FileNet P8 Platform, Version 5.2.1            

FileNet P8 server authentication architecture

The primary servers in FileNet® P8 are Content Platform Engine.

The following subtopics describe how these servers perform authentication.

Content Platform Engine authentication architecture

The next figure shows a high-level view of a Content Platform Engine server and some of the types of client applications that access it. Content Platform Engine is packaged as a Java EE application, deployed on one or more Java EE application server instances. The key components of this application are:

  • The Content Platform Engine Web Service listener. This listener is packaged as a servlet-based application that resides in the Web container of the application server. The listener implements the Content Platform Engine Web service and supports FileNet P8 Web service clients. The listener exposes the full functionality of the Content Platform Engine server through a standard Web services API. Requests that arrive at this Web service are authenticated based on the credentials in their WS-Security headers, and then passed on to the Content Platform Engine EJB layer.
  • The Process Engine Web Service listener. This listener is packaged as a servlet-based application that resides in the Web container of the application server. The listener implements the Process Engine Web Services API and supports FileNet P8 Web service clients. The listener exposes a subset of functionality that is in the Process Engine Java API. Requests that arrive at this Web service are authenticated based on the credentials in their WS-Security headers, and then passed on to the Process Engine EJB layer.
  • The Content Platform Engine EJBs. These Java EE session beans reside in the EJB tier of the application server and implement the same Web services API as the Content Platform Engine Web Service, exposing them through an Enterprise Java Bean interface, rather than a Web services interface.

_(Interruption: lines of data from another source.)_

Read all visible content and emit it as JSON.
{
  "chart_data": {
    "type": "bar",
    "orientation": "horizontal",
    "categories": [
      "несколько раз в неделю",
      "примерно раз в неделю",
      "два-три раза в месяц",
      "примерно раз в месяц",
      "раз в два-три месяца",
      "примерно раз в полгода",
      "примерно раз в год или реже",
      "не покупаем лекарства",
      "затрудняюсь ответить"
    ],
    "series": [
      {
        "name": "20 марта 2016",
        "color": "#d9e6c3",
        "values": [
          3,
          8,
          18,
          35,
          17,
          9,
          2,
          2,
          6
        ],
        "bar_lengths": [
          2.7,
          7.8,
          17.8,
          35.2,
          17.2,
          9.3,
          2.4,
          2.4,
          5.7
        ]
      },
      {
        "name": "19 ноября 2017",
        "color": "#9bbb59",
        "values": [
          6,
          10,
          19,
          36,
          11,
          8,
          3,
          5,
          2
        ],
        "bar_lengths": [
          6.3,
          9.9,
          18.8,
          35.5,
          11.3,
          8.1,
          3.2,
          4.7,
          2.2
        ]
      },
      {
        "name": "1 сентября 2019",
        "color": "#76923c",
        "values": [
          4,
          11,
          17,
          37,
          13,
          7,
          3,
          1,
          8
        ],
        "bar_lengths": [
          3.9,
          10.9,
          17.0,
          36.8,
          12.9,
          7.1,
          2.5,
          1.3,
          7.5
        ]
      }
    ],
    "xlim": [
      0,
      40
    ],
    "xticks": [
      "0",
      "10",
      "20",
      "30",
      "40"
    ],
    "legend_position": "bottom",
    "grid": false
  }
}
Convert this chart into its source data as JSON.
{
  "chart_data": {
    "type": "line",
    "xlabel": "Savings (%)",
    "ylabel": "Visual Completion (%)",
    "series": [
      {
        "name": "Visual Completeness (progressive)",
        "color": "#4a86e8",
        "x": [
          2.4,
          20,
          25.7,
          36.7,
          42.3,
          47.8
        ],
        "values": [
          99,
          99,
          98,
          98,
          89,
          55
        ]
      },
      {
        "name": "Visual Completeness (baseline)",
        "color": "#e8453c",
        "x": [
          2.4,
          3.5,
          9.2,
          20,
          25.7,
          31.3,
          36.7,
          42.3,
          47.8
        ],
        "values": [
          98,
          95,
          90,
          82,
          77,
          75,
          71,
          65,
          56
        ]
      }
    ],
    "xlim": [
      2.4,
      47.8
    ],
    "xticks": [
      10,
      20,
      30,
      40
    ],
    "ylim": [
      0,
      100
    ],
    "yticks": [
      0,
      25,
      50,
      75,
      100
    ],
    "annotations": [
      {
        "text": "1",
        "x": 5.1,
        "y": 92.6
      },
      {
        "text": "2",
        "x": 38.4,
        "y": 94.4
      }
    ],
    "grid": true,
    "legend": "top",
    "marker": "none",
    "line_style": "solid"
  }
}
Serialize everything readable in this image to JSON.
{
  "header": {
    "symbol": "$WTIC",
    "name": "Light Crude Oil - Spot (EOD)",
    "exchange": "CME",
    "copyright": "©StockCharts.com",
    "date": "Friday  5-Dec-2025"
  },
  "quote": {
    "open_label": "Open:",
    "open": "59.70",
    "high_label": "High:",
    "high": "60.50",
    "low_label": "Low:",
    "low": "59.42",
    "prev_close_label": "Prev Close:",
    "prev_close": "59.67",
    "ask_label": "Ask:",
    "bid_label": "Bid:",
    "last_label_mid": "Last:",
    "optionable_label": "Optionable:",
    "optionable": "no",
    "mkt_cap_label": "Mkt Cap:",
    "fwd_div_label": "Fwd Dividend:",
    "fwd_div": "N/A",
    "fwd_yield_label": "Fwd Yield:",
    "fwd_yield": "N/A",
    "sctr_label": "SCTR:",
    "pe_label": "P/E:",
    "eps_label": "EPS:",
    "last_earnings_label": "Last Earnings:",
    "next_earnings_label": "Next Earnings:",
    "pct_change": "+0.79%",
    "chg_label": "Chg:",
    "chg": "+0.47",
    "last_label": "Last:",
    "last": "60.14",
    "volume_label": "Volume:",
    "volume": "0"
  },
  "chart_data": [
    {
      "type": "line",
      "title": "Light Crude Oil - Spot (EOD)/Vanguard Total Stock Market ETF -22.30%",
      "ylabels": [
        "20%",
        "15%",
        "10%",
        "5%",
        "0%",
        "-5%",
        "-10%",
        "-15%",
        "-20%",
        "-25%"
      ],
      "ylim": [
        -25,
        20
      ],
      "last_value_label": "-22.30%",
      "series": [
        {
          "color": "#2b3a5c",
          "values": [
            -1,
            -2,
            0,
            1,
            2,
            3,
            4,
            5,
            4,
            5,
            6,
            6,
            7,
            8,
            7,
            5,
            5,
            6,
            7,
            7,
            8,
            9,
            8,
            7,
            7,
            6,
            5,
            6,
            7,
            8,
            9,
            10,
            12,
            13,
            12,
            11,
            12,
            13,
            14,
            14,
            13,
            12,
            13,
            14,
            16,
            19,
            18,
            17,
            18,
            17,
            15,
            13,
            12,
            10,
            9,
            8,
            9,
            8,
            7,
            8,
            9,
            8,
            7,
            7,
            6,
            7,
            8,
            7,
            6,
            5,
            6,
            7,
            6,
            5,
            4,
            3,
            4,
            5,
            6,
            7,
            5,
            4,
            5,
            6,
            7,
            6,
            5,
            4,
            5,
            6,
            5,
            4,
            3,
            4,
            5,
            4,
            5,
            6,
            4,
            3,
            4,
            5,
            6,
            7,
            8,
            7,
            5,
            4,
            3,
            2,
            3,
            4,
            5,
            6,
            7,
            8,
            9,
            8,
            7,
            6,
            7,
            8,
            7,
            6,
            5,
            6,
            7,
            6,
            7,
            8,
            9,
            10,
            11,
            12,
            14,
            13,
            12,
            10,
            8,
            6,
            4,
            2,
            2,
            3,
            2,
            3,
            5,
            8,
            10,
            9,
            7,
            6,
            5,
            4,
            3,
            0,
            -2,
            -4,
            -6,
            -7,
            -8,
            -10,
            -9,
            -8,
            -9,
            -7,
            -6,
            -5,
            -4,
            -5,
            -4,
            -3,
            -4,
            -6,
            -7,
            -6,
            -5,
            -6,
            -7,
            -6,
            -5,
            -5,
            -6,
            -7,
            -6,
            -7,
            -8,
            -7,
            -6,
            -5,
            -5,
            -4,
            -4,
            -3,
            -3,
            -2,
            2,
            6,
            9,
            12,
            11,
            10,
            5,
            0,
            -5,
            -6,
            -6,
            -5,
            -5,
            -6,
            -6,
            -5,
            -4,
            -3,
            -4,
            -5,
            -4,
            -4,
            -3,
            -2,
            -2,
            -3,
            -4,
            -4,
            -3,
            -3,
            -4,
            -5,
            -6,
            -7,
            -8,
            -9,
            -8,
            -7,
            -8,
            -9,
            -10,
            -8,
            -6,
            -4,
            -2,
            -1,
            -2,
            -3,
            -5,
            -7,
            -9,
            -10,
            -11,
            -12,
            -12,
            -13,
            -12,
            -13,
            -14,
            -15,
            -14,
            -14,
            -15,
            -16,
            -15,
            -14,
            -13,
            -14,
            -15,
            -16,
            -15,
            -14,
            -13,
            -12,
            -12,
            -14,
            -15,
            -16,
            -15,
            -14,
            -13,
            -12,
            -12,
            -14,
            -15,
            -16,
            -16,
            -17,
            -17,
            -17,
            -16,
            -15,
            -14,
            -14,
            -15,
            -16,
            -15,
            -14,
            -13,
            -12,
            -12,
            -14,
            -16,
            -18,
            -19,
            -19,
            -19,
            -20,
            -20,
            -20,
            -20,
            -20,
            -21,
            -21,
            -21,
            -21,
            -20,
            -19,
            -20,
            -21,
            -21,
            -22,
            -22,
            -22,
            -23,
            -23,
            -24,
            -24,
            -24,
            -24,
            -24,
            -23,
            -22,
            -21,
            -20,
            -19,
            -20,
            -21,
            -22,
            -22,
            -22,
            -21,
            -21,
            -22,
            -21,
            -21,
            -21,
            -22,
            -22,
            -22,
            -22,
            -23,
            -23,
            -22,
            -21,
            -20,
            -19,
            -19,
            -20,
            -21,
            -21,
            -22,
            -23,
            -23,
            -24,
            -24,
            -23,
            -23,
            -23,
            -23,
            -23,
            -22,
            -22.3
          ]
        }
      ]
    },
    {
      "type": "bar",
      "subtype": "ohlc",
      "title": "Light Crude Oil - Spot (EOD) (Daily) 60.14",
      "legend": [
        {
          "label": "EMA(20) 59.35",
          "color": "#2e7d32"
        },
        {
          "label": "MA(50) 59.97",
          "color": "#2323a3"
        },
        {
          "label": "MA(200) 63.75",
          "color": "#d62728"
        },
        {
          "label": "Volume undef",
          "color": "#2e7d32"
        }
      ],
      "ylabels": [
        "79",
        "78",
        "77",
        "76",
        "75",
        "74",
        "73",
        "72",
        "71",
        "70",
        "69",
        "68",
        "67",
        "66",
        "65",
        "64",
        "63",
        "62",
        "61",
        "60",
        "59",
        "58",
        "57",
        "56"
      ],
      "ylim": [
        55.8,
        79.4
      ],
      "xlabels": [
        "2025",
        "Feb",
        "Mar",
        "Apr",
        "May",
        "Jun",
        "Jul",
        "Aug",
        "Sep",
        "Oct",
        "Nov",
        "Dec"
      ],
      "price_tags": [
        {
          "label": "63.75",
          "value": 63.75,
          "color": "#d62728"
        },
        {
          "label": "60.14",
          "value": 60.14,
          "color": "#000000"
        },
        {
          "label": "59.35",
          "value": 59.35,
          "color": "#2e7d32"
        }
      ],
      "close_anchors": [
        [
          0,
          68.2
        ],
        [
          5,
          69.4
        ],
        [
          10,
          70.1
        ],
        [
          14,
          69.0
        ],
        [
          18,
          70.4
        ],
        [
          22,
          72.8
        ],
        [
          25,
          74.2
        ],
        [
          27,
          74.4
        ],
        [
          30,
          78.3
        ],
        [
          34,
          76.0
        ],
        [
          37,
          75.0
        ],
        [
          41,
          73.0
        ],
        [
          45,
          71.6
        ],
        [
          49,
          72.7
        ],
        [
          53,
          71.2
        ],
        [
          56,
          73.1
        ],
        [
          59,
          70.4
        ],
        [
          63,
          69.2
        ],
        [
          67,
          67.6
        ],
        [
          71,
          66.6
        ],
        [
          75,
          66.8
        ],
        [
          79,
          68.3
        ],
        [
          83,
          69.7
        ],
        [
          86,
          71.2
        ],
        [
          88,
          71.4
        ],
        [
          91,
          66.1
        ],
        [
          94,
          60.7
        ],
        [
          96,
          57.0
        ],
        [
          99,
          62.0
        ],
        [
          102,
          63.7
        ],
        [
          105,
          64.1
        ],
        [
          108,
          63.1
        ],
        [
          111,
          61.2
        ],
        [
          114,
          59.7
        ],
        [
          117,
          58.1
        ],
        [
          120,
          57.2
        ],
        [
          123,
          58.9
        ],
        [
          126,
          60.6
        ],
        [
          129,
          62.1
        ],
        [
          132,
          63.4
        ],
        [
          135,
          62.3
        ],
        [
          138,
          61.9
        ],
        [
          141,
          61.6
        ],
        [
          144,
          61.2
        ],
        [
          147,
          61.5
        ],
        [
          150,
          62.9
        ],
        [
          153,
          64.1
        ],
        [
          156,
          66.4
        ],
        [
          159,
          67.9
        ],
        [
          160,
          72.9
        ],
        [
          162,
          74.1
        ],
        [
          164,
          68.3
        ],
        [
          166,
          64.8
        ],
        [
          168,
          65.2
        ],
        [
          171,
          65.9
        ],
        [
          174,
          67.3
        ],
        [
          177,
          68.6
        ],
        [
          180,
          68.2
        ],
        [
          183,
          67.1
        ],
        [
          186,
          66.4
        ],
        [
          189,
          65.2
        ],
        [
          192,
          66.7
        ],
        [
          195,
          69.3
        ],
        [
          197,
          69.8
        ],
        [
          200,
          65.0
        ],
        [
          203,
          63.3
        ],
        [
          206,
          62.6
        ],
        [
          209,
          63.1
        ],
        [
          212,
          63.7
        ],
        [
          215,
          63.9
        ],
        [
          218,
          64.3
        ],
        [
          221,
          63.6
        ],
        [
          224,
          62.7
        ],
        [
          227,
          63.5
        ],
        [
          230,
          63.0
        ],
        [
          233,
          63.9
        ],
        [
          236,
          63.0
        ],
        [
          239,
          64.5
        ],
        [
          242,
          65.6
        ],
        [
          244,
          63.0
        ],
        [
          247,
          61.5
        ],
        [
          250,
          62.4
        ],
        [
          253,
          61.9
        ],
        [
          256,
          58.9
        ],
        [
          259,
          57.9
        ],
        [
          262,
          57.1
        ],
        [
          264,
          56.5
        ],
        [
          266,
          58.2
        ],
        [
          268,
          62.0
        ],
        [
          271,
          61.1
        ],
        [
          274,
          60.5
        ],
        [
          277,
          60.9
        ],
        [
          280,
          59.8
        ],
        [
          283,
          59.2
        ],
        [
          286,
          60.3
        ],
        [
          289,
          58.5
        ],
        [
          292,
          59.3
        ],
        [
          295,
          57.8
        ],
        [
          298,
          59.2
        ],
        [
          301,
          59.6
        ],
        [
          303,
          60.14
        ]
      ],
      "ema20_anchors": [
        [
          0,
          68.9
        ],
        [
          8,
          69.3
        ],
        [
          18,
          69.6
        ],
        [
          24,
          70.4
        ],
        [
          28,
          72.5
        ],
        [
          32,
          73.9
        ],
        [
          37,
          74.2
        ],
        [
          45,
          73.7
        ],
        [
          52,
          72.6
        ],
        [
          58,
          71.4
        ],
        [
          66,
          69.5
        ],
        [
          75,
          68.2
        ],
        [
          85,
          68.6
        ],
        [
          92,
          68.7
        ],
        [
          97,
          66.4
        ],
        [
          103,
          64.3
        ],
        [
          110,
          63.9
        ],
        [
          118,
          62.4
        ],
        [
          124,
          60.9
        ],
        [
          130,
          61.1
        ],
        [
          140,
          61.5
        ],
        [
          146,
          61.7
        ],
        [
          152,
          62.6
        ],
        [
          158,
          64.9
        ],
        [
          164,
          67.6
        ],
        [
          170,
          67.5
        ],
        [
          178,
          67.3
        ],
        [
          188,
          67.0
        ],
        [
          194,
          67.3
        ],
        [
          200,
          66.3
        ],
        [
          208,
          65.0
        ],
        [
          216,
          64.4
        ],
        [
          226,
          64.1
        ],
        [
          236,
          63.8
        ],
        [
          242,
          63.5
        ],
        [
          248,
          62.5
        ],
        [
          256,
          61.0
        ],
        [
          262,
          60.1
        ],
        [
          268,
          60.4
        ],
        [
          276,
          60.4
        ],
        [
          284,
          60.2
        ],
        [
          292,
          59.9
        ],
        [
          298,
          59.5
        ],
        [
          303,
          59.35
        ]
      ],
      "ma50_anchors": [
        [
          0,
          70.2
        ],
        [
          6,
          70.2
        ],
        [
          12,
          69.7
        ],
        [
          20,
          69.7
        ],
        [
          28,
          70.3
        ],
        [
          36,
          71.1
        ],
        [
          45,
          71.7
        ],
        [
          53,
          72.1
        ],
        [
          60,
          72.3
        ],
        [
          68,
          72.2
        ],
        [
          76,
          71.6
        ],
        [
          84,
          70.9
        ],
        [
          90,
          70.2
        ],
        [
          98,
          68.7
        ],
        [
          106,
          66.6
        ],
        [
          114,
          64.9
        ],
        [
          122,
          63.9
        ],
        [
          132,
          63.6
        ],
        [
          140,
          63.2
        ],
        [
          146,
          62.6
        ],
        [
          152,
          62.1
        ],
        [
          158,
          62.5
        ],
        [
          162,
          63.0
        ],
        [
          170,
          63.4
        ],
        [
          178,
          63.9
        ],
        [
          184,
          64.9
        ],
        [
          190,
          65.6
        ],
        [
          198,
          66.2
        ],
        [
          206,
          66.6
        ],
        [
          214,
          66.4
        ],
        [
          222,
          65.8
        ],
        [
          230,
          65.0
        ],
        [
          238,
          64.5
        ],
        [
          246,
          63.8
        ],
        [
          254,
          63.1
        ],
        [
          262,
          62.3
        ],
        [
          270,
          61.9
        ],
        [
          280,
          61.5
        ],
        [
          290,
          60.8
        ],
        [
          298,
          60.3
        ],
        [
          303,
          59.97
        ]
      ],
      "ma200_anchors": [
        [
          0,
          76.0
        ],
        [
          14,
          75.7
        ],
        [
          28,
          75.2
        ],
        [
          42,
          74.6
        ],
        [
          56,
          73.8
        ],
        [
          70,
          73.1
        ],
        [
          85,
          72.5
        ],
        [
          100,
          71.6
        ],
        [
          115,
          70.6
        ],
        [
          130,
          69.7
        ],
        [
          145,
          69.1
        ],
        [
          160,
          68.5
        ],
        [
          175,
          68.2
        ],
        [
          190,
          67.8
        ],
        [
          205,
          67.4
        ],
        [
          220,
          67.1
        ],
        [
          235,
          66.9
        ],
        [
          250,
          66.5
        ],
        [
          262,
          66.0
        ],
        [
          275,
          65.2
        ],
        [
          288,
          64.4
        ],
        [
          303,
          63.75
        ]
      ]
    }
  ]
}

All clients of this EJB layer must perform a JAAS login prior to sending a request to one of the EJBs.
  • The JAVA API. Process Engine applications can have a JAVA and a WSDL to a Process Engine Web Services API for use in their own web services client framework.
  • The core content management logic resides in the resource adapter tier of the application server.
  • The Process Engine EJBs are EJB 3 which reside in the EJB tier of the application server. A Process Engine client application can use the same Java API to connect to Process Engine via EJB or HTTP. The HTTP transport however only accepts Username/Password as the main authentication mechanism.

The Web Service Listener and EJB layers are referred to as the two transport layers of Content Platform Engine. All client requests enter Content Platform Engine through one of these two transport layers, which include the previously separate Process Engine listener layer and EJB layers. The Process Engine EJB layer includes a number of EJB 3 for the Process Engine API and other supporting components, such as Case Analyzer.

Content Platform Engine and some types of client applications.